Introducing Dr Love, who solves your relationship riddles in a confusing digital age

I like a girl and have proposed to her twice, but she says she is not interested in relationships and she is afraid of her parents. I love her very much though. What should I do?
— Varun J

Nothing. You should learn to accept her decision and move on with your life. If she isn’t interested in relationships, your being in love with her won’t change that. A relationship involves two people who mutually decide to be together. If it’s one-way, it’s just creepy. A lot of people are in love with Deepika Padukone too, for instance, and the chances of her being interested in any of them are extremely slim. They learn to accept that and move on. I suggest you do the same.

I have been spending a lot of time with a boy who I think I like. He likes me too, even though he doesn’t say anything specific. I think we would both like to get into a relationship, but I’m not sure if I’m ready. We have discussed it as well, and I think he’s waiting for me to show some signs of agreeing before he asks me directly. Are there signs I should look out for?

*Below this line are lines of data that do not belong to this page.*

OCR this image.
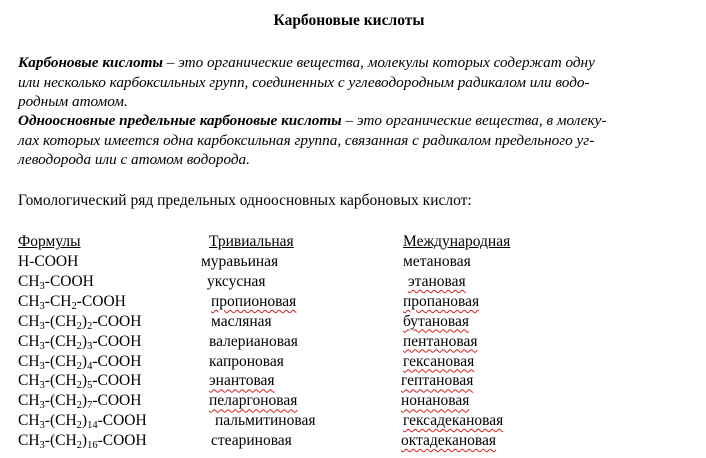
Карбоновые кислоты
Карбоновые кислоты – это органические вещества, молекулы которых содержат одну
или несколько карбоксильных групп, соединенных с углеводородным радикалом или водо-
родным атомом.
Одноосновные предельные карбоновые кислоты – это органические вещества, в молеку-
лах которых имеется одна карбоксильная группа, связанная с радикалом предельного уг-
леводорода или с атомом водорода.
Гомологический ряд предельных одноосновных карбоновых кислот:
Формулы	Тривиальная	Международная
H-COOH	муравьиная	метановая
$CH_3$-COOH	уксусная	этановая
$CH_3-CH_2$-COOH	пропионовая	пропановая
$CH_3-(CH_2)_2$-COOH	масляная	бутановая
$CH_3-(CH_2)_3$-COOH	валериановая	пентановая
$CH_3-(CH_2)_4$-COOH	капроновая	гексановая
$CH_3-(CH_2)_5$-COOH	энантовая	гептановая
$CH_3-(CH_2)_7$-COOH	пеларгоновая	нонановая
$CH_3-(CH_2)_{14}$-COOH	пальмитиновая	гексадекановая
$CH_3-(CH_2)_{16}$-COOH	стеариновая	октадекановая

No. You’re over-thinking this. If you are both consenting adults who have feelings for each other, that’s pretty much the only sign you should be looking for. Talk about it. Don’t shy away from discussing how you both feel. What you should consider is your age though, because a physical relationship at an early age can be emotionally harmful. Also take into account how a relationship will affect other aspects of your life, such as your education or career. Think about what it means to be in a relationship before you decide. Do you have enough time to invest in one, for instance? Are you getting over someone else? These are questions that deserve a bit of introspection too. Other than that, it’s not really rocket science at all.